Asia’s economies, including Australia, have been significant beneficiaries of the open multilateral trading system that was set in place in the post-war period. Their growth was initially driven by labour-intensive exports and, with rising incomes, higher rates of investment in human and physical capital have allowed progress up the value-add chain. Cross-border flows of goods, investment, services, know-how and people associated with Asian production networks have more recently transformed the regional economy into a powerhouse of global manufacturing. East Asia now accounts for almost one-third of world trade in manufacturing, and the intermediate goods trade accounts for more than half of all interregional trade in East Asia. China’s size and the growing interconnectedness of production networks across Asia mean that China has become the main trading partner for almost all regional nations. Now the world’s largest exporter, China has seen its share of global value-add manufacturing double over the past decade.
The growth of the Asian economy and trade has global reach and impact, but the intensity of its regional impact and importance — in trade in manufactured goods, components and parts as well as in raw materials from the neighbourhood — are the product of the power of proximity.
The open global trading system has had other benefits.
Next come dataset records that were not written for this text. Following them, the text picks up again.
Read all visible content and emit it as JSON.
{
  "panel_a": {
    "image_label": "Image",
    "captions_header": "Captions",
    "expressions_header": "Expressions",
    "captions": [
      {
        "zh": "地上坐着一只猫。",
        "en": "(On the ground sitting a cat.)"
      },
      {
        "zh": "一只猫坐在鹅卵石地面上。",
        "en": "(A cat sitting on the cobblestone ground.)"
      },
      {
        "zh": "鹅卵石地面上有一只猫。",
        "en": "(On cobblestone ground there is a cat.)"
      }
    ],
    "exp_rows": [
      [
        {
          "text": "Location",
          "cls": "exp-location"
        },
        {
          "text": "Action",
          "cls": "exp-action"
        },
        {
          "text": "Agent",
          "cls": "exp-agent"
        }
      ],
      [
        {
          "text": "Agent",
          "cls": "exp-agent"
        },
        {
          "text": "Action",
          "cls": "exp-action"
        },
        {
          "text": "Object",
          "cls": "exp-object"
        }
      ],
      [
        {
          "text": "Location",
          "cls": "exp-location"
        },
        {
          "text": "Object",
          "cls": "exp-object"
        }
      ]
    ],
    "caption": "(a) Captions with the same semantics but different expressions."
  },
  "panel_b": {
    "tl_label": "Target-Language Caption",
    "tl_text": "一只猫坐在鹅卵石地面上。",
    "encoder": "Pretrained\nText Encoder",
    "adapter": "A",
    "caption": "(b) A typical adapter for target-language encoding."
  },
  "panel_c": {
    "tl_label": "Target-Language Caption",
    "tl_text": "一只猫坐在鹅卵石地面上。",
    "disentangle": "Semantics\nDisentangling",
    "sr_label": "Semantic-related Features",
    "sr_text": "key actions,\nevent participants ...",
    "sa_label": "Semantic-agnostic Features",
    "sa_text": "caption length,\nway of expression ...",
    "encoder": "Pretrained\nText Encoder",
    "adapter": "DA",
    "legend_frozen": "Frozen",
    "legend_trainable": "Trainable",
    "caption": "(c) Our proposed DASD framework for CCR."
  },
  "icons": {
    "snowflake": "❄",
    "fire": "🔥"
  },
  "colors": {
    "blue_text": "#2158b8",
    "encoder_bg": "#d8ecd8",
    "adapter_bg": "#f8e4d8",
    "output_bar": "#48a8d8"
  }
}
It has strengthened bilateral economic relationships — built on increasing trade flows and greater levels of integration — but it has also acted as ballast in sensitive bilateral political and strategic relations. Growing regional economic interdependence has offered the prospect of a more stable strategic and political environment in the region. That alone may not be enough, but it is a critical element.
Keeping the global economic system strong and open will remain key to both the economic and the political pay-off from Asian integration and will allow the power of proximity to help deliver Asian prosperity. Peter Drysdale is Editor of the East Asia Forum.